Intervention de Christine Prunaud

Réunion du 17 juin 2020 à 15h00
Report des élections sénatoriales et des élections législatives partielles — Adoption en procédure accélérée d'un projet de loi organique dans le texte de la commission

Photo de Christine PrunaudChristine Prunaud :

Ce projet de loi organique, qui devait initialement concerner l’ensemble des élections sénatoriales et législatives partielles organisées sur le territoire, a vu son périmètre largement circonscrit du fait de l’amélioration de la situation sanitaire, même si de réelles difficultés se posent au regard de la campagne pour les élections municipales.

Cette modification profonde du texte rend cependant caduc l’avis du Conseil d’État du 27 mai dernier.

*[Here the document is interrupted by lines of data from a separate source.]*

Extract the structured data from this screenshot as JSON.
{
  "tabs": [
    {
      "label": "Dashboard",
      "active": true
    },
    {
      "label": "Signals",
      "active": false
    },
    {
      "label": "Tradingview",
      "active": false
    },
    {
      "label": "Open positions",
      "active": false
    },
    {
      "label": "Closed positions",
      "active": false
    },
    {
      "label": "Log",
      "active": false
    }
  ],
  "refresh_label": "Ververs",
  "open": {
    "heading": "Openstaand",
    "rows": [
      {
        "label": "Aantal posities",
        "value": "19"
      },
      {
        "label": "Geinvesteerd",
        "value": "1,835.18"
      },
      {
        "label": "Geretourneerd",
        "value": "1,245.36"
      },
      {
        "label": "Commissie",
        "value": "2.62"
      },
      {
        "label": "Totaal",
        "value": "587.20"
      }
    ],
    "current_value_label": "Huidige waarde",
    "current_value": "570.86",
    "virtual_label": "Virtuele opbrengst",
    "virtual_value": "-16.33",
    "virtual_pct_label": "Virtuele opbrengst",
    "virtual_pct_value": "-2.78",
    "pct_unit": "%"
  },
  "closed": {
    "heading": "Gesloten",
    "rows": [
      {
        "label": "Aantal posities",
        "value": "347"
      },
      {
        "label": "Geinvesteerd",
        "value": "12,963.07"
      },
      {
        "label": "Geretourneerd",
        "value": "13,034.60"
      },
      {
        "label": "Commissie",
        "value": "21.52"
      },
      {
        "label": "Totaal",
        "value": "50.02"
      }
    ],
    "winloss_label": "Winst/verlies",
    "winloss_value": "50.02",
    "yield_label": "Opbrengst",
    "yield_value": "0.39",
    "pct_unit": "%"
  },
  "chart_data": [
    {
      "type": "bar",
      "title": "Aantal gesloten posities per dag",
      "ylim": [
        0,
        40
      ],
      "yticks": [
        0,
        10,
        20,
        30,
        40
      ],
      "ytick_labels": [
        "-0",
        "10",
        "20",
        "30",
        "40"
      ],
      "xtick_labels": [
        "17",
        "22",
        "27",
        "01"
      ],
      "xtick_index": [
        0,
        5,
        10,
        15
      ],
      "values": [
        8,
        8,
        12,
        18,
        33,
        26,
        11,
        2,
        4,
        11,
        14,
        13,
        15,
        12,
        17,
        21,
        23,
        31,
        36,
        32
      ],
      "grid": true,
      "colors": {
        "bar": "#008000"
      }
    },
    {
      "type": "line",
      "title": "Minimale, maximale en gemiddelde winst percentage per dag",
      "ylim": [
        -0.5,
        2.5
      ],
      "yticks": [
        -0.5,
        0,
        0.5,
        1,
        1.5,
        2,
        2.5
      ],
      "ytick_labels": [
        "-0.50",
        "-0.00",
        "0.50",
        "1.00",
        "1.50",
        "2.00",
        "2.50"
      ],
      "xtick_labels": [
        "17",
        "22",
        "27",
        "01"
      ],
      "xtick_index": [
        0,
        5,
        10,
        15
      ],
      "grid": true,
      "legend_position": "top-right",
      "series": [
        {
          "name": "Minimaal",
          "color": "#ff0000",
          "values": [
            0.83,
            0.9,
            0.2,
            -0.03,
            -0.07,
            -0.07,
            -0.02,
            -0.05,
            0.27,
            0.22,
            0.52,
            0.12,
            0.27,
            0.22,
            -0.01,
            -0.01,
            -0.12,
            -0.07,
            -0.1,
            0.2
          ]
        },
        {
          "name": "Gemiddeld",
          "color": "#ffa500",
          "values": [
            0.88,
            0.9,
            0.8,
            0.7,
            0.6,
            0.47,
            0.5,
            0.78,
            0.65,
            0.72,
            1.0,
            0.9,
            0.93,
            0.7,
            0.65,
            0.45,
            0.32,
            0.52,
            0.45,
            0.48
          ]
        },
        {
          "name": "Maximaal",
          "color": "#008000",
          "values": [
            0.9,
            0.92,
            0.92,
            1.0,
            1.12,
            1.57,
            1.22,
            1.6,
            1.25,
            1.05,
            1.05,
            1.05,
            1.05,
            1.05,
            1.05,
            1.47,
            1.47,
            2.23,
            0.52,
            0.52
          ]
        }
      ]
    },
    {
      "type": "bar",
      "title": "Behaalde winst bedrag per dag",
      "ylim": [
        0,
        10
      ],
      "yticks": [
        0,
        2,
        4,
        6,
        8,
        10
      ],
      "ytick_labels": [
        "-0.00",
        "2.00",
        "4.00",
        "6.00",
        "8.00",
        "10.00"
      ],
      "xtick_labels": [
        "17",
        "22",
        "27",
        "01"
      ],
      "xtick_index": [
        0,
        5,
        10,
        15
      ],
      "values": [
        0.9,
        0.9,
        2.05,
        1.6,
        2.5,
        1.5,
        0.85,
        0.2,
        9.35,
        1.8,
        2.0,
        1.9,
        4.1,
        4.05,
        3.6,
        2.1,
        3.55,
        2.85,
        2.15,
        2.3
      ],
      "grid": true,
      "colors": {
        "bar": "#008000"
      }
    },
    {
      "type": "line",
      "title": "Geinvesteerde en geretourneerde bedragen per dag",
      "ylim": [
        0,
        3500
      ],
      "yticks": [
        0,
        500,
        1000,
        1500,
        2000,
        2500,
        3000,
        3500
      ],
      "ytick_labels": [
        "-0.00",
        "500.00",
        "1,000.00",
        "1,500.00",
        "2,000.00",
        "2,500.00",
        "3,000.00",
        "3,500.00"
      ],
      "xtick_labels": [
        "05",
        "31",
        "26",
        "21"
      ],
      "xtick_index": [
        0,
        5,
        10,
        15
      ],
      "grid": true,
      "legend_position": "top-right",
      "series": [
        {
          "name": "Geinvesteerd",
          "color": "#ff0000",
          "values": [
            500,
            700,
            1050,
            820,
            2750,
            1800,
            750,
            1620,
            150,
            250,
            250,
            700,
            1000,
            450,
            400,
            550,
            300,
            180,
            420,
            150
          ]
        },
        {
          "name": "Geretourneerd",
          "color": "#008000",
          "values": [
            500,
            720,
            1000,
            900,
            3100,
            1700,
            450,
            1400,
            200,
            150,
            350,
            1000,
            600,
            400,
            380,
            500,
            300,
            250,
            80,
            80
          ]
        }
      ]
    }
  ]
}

Le législateur se retrouve ainsi amené à jongler entre différents impératifs constitutionnels contradictoires : maintenir en septembre 2020 l’élection des sénateurs représentant les Français établis hors de France semble impossible au regard de la décision du Conseil constitutionnel du 15 décembre 2005 et du report de l’élection des conseillers consulaires au mois de mai prochain.

Je ne fais pas tout à fait la même lecture que notre collègue Évelyne Renaud-Garabedian de la décision du Conseil constitutionnel, aux termes de laquelle « dans la mesure où il assure la représentation des collectivités territoriales de la République, le Sénat doit être élu par un corps électoral qui soit lui-même l’émanation de ces collectivités ; que, par suite, c’est à juste titre que le législateur organique a estimé que le report en mars 2008 des élections locales imposait de reporter également l’élection de la série A des sénateurs afin d’éviter que cette dernière ne soit désignée par un collège en majeure partie composée d’élus exerçant leur mandat au-delà de son terme normal ».

J’en conclus que, si les sénateurs sont élus de la Nation, ils sont rattachés à un territoire de représentation, dont leur collège électoral est l’émanation directe. Enfin, le report du renouvellement du collège électoral fonde le report de l’élection sénatoriale concernée.

Ces éléments nous incitent à suivre le Gouvernement et la commission des lois. Toutefois, je m’interroge sur le cas de la Guyane, mais aussi d’autres départements. En effet, même s’il faut bien souligner que la disposition en cause n’a pas encore été promulguée, il serait théoriquement possible que des seconds tours des élections municipales soient annulés d’ici au 28 juin si de nouveaux foyers épidémiques apparaissaient. Si de telles situations devaient se produire, comme c’est déjà le cas en Guyane, il nous faudrait légiférer de nouveau pour reporter les élections sénatoriales, sauf à créer deux régimes distincts en se fondant sur la seule part des élus « prolongés ».

Si le nombre de scrutins reportés était élevé, on se dirigerait vers la création de fait d’une troisième série. Se poserait aussi fatalement la question des conseillers départementaux élus en 2015, qui n’auraient jamais été appelés aux urnes sénatoriales.

Quelles autres solutions peut-on envisager ?

Prolonger les mandats de nos six collègues représentant les Français de l’étranger rattachés à la seconde série jusqu’en 2023 imposerait de décaler ceux de leurs homologues relevant de la première série jusqu’en 2026, pour satisfaire à la loi organique de 1983, qui prévoit un renouvellement partiel des représentants des Français établis hors de France lors de chaque renouvellement partiel de notre chambre. Il faudrait de surcroît pouvoir justifier d’un motif impérieux d’intérêt général.

Repousser l’élection de nos six collègues représentant les Français établis hors de France rattachés à la seconde série et maintenir une durée de mandat de six ans conduirait de fait à créer une troisième série. Il aurait été plus raisonnable de consulter le Conseil d’État afin de nous éviter de devoir voter en fonction d’hypothèses dont la constitutionnalité n’est pas réellement assurée. On le voit, aucune solution n’est parfaite ou incontestable.

Pour l’heure, notre groupe réserve son vote, même si les éléments présentés par M. Bas nous ont déjà en partie satisfaits.